La thématique du refus permet de construire le parcours moral des personnages. C’est la leçon que bien des auteurs antillais tirent de l’histoire, source littéraire incontestable offrant des thèmes et des prototypes, retravaillés à leur goût. Edouard Glissant avait abordé la question dans Le Discours antillais, non pas sous l’angle de la thématique du refus, mais selon les réalités antillaises, pouvant contraindre l’Antillais à oublier le passé. Dès lors, l’enracinement semble le refus, qui n’est pas catégorique, mais progressif, au fur et à mesure que l’être découvre son « Antillanité » : « la pulsion de Retour s’éteindra peu à peu dans la prise en compte de la terre nouvelle. » 469 C’est dans l’écriture, c’est-à-dire dans ses poèmes, qu’Aimé Césaire avait amorcé le refus de l’histoire, ici littéraire, car il devait renoncer à la poésie traditionnelle française. Mais les distances sont presque abolies, si l’on sait que la poésie traditionnelle aux Antilles se confondait avec l’histoire coloniale : « Le cahier, c’est le premier texte où j’ai commencé à me reconnaître ; je l’ai écrit comme anti-poème. Il s’agissait pour moi d’attaquer au niveau de la forme, la poésie traditionnelle, d’en bousculer les structures. » 470 La société antillaise est pour le personnage de Maryse Condé, Reynalda, le symbole de l’histoire coloniale, de même, la « poésie traditionnelle » pour Aimé Césaire traduisait l’aliénation des Antillais artisans de cette poésie.
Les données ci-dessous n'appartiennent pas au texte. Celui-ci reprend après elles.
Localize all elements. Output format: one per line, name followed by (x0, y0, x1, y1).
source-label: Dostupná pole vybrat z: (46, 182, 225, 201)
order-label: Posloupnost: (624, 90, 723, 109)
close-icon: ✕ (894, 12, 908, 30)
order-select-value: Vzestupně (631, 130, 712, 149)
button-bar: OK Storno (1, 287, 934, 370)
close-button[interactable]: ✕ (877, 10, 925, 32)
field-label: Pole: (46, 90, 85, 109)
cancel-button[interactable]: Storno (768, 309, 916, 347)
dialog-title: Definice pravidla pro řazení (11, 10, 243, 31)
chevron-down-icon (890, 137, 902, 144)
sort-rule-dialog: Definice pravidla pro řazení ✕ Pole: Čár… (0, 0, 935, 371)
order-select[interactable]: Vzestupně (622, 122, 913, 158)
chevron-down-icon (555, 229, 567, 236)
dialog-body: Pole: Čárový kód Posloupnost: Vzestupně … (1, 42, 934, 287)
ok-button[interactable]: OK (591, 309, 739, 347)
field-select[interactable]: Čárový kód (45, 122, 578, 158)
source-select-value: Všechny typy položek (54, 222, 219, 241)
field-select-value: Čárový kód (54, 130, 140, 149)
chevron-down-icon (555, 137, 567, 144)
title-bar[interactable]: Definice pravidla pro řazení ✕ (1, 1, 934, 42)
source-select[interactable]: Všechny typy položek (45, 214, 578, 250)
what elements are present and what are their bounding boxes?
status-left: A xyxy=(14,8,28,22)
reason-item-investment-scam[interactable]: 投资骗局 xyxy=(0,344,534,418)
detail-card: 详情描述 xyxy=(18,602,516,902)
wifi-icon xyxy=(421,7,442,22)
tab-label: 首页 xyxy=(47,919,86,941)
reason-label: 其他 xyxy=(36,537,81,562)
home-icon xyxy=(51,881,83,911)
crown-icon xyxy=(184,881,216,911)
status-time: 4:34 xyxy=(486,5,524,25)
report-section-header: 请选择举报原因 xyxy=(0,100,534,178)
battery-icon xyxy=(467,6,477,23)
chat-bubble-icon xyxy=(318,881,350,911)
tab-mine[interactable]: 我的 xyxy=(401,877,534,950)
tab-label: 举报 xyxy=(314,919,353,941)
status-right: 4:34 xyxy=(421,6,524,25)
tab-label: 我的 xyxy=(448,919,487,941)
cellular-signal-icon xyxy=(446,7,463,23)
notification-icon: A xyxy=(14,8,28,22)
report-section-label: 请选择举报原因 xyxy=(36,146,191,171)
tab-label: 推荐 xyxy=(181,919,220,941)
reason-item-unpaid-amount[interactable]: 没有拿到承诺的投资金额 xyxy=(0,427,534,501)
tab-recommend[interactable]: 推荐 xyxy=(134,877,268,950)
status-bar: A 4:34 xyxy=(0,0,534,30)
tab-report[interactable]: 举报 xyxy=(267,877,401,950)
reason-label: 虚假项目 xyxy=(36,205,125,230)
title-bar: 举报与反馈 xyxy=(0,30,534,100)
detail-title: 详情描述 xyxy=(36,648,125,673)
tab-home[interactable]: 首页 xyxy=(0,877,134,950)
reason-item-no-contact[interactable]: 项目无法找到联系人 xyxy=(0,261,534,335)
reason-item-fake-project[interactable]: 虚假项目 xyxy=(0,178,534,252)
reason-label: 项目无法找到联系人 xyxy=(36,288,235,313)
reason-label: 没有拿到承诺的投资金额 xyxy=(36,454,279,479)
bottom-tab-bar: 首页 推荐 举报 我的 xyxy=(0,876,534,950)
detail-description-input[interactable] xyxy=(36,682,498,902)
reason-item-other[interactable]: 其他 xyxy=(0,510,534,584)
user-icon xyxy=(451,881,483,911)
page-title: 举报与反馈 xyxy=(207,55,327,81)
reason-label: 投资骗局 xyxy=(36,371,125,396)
Dans Desirada le rapport avec cette histoire est rompu par Reynalda. Elle critique les modes de vie, rejette la parenté et s’exile en France. L’anthropologue George Balandier analyse le rapport entre l’homme et l’histoire, en distinguant deux comportements que traduisent la continuité et la rupture :

‘« Les sociétés disposent de deux possibilités d’esquiver le défi du temps, de produire l’illusion a-historique ; soit en éternisant le passé et la continuité (perspective conservatrice), soit en rendant imaginairement présent un avenir par lequel l’histoire se trouve abolie (perspective eschatologique). » 471

Les deux perspectives, « conservatrice » et « eschatologique », opposent les personnages des auteurs, Maryse Condé et Simone Schwarz-Bart : le premier a construit au fil de ses romans des personnages rebelles à l’exagération de l’histoire antillaise, dans la quelle Simone Schwarz-Bart avait peint Télumée dans Pluie et vent…, Mariotte dans Un plat de porc… et Ti Jean dans Ti Jean L’horizon. Mais la thématique du refus sépare les représentations des auteurs, ces derniers se rejoignent dans la construction de l’identité recherchée dans l’histoire antillaise.

Notes
465.

Maryse Condé, Les derniers rois mages, p. 18.

466.

René Ménil, « Sur l’Exotisme colonial », Revue La Nouvelle Critique, mai 1959, repris dans Tracées…, op. cit., p. 19.

467.

Ibid., p. 19.

468.

Bertène Juminer, Au Seuil d’un nouveau cri, Paris, Présence Africaine, 1963, 171.

469.

Edouard Glissant, Le discours antillais, op. cit., p. 31.

470.

Aimé Césaire cité par Georges Ngal, « Le théâtre d’Aimé Césaire. Une dramaturgie de la décolonisation », Revue des Sciences humaines, n° XXXV, 1970, p. 691.

471.

Georges Balandier, Anthropo-Logiques, Paris, P.U.F., 1974, p. 207.